Current SGA Vice President Hannah Casey, a junior political science major from Marblehead, ran unopposed for president. Her vice president is David Blumsack, a junior chemistry major from Amesbury.

The only contested seat was for student trustee, who represents the university on the UMass system’s board of trustees. Connor Redding, a junior double-majoring in electrical engineering and computer science, was challenging incumbent Ryan Callahan, a junior political science major.

While not every senate seat will be filled in this spring’s election, Rine says that is actually a good thing, as it allows freshmen and transfer students an opportunity to run for them in the fall election. There will also be six new senate seats open for the College of Education in the fall.

Although this is an election season like no other — without the familiar campaign posters plastered on walls across campus and minus the annual SGA debate at University Crossing — Rine is happy that students are still making the commitment to serve and represent their peers.

“They’ve seen the work that student government’s been doing, and now they want to be involved in the process,” says Rine, who reads all the candidates’ written statements on why they’re running. “They’re all really positive and forward-looking. ‘I want to have an impact on campus when we return’ and ‘I really enjoy being at UMass Lowell and want to have an impact on things like campus life and academic affairs.’”

Yordanos Tesfaye, a junior civil and environmental engineering major from Cambridge, ran for re-election as a senator representing the Francis College of Engineering

“The election is a reminder that we are still part of a community, no matter how far we are from each other right now,” says Tesfaye, who serves as chair of the Governance Committee. “I look forward to being back on campus and around my peers once again.”

The SGA has been operating as usual — only remotely over Zoom video conferencing — since courses resumed online on March 18. The five standing committees (Governance, Finance, Academic Affairs, Campus Life and Environment and Public Relations and Events) are still meeting and approving new clubs and budgets. And the SGA executive cabinet is still meeting monthly with Chancellor Jacquie Moloney and her executive team to share concerns that they hear from students.

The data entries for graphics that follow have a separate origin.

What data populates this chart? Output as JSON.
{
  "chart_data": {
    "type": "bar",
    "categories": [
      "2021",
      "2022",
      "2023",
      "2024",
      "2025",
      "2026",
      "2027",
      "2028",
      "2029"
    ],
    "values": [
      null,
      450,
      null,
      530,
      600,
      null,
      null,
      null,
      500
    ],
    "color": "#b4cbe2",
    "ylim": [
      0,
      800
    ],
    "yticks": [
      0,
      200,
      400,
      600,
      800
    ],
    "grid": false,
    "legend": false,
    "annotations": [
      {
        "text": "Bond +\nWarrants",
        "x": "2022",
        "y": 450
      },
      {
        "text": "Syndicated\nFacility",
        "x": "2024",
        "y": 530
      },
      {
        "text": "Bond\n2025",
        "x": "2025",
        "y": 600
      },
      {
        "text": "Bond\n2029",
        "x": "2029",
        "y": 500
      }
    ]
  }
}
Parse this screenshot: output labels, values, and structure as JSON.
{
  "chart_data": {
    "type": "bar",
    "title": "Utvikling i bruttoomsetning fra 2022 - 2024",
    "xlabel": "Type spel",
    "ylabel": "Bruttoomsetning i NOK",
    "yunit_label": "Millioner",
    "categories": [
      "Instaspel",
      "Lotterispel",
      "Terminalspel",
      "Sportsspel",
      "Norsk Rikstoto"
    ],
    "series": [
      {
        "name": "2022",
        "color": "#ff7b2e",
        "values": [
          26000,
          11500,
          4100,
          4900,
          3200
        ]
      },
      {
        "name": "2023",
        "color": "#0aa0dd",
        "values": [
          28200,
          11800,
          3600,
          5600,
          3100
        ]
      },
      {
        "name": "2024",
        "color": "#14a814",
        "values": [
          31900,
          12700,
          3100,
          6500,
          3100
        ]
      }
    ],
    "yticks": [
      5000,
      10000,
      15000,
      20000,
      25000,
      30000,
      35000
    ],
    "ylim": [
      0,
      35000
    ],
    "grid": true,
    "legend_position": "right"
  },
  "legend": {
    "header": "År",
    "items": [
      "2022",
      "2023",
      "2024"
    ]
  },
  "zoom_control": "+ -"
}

Morton and Casey have also met virtually with student government leaders from the other schools in the UMass system to see how they are handling the situation.
 
“It’s different on all campuses,” says Morton, who learned that some schools postponed their elections until the fall. “It’s interesting to get their insight and understand what they’re doing.”

Jess Miceli, a first-year graduate fellow in the Office of Student Activities and Leadership, worked with the SGA to move the candidate application process online. She has also helped Public Relations and Events Chair Brett Pugh, a senior exercise physiology major from Tyngsboro, promote the elections on social media.

“Students are focusing on all of the transitions happening and, of course, their health and safety,” Miceli says. “But we are trying to create avenues where students can still feel involved in their organizations.”